MSN's 131.10* used to be used for legit purposes, although it fallen into the stealth hit and run category nowadays, I have still allowed the range because I block the nefarious requests by other means. But you may be right, it probably should be omitted.

And FYI Europe represents 30% of my sales and Yandex sends triple digit daily traffic my way.
6:09 am on Mar 9, 2012 (gmt 0)

Moderator This Forum from US 

WebmasterWorld Administrator keyplyr is a WebmasterWorld Top Contributor of All Time 10+ Year Member Top Contributors Of The Month

joined:Sept 26, 2001
posts:7009
votes: 175


Mario155, as far as the generic "crawler", there are many agents using "crawler" and "spider" that you may find beneficial to your site, so you'll need to allow some of these - I have something like this (if wilderness approves that is):

RewriteCond %{HTTP_USER_AGENT} (crawl|spider) [NC]
RewriteCond %{HTTP_USER_AGENT} !^add allowed UAs that start with the name here
RewriteCond %{HTTP_USER_AGENT} !add allowed UAs that have name in the middle here
RewriteCond %{REMOTE_ADDR} !^add allowed IP range here
RewriteCond %{REMOTE_ADDR} !^add allowed IP range here
RewriteRule !^robots\.txt$ - [F]
2:41 pm on Mar 9, 2012 (gmt 0)

New User

joined:Mar 8, 2012
posts:26
votes: 0


Yesterday I received 13,000 spider hits on my main site. That's got to be too much right? 4500 of them were from Bing Robot, and 2300 from that Mozilla/4.0 thing.

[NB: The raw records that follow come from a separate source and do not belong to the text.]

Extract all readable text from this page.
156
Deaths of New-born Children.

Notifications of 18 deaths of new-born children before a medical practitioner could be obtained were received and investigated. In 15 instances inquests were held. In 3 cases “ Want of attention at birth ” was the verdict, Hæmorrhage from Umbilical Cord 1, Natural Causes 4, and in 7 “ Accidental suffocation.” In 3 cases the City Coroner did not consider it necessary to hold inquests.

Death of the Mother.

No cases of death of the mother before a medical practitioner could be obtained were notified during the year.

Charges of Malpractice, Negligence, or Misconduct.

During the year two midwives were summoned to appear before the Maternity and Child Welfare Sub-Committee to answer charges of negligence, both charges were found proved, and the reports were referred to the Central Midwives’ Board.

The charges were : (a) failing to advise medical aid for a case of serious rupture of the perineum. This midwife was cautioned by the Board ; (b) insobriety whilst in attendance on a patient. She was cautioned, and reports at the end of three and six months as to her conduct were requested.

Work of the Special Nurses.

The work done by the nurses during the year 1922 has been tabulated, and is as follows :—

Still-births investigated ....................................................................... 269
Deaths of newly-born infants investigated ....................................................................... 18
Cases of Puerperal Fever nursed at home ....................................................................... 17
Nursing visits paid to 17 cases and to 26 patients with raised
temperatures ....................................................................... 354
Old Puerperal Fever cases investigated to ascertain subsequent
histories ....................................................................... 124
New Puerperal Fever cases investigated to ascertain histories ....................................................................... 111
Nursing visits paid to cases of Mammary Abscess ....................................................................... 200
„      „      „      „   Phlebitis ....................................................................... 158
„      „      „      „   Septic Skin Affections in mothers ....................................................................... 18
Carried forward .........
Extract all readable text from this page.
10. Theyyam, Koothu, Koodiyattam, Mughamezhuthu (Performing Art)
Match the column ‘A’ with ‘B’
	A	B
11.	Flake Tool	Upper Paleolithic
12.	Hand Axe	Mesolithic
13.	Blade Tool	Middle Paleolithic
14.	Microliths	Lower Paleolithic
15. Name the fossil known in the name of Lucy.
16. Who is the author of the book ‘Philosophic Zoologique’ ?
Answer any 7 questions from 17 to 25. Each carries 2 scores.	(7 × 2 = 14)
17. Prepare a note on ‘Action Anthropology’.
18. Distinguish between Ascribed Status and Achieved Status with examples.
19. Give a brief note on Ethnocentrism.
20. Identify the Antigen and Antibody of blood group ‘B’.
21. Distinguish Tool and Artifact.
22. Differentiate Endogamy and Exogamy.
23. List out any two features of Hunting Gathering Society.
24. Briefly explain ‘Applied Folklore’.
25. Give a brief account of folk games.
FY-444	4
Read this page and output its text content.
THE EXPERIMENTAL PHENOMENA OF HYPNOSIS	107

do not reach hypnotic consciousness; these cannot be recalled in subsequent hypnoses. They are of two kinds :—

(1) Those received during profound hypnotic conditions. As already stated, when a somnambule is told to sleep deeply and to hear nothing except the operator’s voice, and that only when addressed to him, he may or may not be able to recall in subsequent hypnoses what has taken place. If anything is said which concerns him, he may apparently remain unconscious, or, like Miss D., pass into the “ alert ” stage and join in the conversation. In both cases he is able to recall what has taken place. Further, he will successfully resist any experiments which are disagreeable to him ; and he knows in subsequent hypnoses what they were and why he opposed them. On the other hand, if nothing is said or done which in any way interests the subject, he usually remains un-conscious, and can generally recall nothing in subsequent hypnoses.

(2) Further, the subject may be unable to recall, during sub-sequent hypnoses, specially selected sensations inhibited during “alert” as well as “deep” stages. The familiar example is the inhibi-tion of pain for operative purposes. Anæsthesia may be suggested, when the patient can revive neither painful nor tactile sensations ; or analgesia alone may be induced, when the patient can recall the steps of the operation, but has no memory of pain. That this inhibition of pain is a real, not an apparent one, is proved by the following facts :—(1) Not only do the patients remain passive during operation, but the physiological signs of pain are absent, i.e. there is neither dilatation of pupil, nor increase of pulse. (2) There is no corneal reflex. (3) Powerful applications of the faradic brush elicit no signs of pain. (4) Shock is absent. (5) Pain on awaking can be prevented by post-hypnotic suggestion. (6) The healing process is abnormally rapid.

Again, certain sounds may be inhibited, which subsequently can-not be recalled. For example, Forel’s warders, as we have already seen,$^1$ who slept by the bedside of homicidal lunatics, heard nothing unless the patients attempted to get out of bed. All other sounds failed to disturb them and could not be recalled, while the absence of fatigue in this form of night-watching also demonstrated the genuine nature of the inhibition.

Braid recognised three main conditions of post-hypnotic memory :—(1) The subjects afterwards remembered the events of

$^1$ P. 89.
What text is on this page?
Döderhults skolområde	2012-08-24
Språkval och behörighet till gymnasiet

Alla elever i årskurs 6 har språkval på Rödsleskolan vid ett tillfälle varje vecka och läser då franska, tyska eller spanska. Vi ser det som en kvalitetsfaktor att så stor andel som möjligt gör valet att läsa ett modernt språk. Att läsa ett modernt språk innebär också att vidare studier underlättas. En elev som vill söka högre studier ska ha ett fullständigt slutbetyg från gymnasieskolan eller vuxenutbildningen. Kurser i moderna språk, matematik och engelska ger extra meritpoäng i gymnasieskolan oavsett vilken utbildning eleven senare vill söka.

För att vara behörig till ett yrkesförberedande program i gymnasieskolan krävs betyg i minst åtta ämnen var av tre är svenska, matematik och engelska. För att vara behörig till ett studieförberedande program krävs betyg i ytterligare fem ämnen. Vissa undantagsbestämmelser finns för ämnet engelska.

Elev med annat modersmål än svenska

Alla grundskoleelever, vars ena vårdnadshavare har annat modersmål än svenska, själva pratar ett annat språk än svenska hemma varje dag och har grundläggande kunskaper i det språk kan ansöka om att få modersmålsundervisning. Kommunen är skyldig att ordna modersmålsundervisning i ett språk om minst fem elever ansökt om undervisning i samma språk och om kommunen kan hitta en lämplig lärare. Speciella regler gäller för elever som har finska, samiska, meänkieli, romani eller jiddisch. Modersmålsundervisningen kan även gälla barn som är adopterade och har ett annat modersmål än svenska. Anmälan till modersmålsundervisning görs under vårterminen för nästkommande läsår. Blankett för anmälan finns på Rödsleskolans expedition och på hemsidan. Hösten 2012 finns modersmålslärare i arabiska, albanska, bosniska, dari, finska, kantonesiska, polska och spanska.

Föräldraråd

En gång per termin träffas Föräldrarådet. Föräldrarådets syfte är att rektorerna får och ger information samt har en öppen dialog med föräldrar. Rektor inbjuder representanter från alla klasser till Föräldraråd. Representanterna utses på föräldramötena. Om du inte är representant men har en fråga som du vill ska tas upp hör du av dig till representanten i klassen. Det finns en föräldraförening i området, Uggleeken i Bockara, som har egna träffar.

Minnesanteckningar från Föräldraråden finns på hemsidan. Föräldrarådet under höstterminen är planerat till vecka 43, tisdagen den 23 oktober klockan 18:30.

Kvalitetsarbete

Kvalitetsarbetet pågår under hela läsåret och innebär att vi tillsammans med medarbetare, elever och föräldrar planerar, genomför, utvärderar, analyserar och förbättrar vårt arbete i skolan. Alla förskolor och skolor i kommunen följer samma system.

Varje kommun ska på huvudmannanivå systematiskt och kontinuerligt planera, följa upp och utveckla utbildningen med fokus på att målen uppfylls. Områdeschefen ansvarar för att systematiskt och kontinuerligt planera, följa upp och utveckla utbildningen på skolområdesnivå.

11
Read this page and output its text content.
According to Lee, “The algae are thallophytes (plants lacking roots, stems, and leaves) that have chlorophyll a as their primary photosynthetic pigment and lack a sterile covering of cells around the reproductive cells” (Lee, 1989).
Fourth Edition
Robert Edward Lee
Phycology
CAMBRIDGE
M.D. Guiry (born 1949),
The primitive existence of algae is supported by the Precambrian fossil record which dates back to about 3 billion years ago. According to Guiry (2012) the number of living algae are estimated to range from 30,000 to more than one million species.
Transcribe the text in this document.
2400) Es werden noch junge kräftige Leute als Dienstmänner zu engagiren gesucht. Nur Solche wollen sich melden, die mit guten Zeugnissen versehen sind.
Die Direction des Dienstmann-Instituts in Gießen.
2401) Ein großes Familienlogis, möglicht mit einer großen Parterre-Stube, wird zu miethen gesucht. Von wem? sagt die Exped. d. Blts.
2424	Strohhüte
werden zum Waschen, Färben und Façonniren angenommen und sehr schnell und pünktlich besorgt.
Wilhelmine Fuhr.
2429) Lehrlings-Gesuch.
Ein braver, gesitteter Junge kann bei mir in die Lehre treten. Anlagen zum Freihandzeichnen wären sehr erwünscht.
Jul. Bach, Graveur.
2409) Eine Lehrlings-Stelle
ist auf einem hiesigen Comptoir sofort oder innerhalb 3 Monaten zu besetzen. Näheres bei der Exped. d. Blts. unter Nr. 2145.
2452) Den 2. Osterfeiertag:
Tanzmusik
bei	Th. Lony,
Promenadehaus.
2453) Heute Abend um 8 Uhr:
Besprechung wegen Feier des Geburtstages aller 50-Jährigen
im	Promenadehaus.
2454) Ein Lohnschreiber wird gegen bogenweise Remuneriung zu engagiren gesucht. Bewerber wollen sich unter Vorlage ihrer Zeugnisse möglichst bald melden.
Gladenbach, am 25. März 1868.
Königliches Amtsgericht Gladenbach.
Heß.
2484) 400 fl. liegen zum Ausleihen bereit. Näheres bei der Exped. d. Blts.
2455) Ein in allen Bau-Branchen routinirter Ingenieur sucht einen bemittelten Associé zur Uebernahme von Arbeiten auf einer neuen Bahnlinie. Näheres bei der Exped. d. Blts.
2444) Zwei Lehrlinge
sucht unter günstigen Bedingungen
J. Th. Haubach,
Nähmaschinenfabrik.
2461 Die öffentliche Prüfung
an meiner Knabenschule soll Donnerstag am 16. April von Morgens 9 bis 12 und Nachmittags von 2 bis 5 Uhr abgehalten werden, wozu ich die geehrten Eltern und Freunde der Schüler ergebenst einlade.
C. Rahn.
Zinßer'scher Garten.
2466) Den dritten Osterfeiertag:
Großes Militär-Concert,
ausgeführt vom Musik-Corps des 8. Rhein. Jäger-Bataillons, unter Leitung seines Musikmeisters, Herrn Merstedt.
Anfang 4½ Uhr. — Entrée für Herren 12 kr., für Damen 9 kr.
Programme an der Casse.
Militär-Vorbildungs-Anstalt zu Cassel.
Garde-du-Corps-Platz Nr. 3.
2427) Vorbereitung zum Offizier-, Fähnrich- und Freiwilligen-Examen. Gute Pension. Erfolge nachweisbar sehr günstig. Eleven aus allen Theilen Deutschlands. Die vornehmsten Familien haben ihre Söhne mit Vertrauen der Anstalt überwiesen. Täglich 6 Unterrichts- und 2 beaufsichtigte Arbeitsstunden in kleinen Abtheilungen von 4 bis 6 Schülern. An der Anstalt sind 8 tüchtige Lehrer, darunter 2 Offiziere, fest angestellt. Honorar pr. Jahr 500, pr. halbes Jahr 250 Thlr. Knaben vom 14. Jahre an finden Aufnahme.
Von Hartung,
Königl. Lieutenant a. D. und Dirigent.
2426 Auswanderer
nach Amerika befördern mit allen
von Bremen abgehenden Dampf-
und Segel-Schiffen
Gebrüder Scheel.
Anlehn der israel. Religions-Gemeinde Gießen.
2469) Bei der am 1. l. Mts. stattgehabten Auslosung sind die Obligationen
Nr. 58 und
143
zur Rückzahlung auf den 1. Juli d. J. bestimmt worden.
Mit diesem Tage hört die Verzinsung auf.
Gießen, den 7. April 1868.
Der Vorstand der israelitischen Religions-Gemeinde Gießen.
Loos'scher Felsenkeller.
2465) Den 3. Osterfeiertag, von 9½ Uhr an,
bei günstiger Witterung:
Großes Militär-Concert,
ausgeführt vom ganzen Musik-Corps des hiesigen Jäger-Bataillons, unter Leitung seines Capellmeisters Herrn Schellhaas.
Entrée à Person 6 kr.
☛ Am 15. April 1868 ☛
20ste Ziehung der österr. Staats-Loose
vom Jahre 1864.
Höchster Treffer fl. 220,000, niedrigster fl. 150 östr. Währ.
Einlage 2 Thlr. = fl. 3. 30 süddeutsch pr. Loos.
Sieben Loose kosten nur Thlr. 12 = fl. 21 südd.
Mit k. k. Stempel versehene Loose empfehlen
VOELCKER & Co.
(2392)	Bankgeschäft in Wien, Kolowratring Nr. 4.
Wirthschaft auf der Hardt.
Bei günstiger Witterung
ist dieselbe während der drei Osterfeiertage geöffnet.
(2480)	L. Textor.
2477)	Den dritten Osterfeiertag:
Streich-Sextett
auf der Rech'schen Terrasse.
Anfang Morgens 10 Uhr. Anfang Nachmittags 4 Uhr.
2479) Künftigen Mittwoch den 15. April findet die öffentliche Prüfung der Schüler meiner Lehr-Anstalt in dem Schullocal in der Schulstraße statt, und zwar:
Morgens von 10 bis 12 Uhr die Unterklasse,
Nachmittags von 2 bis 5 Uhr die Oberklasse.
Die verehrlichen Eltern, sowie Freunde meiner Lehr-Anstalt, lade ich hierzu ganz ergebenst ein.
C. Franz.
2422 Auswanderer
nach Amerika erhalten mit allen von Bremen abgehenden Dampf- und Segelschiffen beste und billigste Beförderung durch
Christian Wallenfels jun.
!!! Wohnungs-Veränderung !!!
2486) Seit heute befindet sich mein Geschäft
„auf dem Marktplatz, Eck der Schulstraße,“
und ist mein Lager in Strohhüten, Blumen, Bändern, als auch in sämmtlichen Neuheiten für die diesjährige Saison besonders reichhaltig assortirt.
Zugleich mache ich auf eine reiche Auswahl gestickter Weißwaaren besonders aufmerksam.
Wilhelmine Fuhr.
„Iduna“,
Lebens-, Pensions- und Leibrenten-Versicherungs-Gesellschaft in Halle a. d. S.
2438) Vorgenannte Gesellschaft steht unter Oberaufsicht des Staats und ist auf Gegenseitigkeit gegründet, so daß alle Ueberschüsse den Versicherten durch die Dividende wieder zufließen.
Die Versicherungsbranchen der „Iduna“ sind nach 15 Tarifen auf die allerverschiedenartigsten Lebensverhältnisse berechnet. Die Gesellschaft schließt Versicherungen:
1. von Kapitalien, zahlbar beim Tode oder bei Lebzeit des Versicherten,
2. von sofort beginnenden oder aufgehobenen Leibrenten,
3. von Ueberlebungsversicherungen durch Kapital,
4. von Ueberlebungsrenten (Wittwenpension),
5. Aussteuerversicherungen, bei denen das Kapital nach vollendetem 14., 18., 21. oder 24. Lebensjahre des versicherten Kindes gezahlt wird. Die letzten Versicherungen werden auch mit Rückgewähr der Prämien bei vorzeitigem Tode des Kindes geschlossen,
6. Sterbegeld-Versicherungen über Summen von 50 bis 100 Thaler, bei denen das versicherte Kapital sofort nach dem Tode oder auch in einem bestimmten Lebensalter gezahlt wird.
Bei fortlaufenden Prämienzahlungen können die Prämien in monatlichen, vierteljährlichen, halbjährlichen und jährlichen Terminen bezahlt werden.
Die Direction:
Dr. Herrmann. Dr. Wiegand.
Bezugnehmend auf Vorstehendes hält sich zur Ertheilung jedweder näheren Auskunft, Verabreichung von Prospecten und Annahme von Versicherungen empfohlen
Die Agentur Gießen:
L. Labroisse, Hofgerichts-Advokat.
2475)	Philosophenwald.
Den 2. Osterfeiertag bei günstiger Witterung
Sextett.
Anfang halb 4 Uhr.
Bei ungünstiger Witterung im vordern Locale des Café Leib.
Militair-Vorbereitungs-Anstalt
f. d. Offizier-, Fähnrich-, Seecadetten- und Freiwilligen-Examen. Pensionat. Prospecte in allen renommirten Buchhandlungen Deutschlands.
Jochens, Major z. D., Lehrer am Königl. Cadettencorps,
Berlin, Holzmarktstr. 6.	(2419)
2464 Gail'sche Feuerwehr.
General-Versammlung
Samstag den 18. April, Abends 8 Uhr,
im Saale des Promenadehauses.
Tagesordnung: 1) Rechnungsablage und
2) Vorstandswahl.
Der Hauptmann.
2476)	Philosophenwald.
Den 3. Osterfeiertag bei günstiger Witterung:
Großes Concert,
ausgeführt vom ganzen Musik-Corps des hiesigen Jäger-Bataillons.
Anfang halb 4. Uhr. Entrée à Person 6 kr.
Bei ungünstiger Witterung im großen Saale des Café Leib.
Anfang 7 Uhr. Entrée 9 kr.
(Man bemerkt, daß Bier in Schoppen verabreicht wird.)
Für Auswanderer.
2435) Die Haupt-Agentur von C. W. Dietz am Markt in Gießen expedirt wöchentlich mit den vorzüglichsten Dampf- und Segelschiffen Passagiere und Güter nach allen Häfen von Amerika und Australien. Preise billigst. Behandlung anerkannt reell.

I know I want to allow Google, Yahoo, and a few others access, but Mozilla/4.0 has got to be a bad spider right?
2:59 pm on Mar 9, 2012 (gmt 0)

Senior Member

WebmasterWorld Senior Member wilderness is a WebmasterWorld Top Contributor of All Time 10+ Year Member Top Contributors Of The Month

joined:Nov 11, 2001
posts:5459
votes: 3


Mozilla/4.0 has got to be a bad spider right?


As I explained previously, this term is the wrong thing to focus upon.

Rather, you focus upon the IP and other portions of the UA.

Assuredly NOT Mozilla/4.0 alone!

Yesterday I received 13,000 spider hits on my main site. That's got to be too much right?


Nobody here has any notion of the size of your site (number of pages) and/or what is normal traffic on on your site.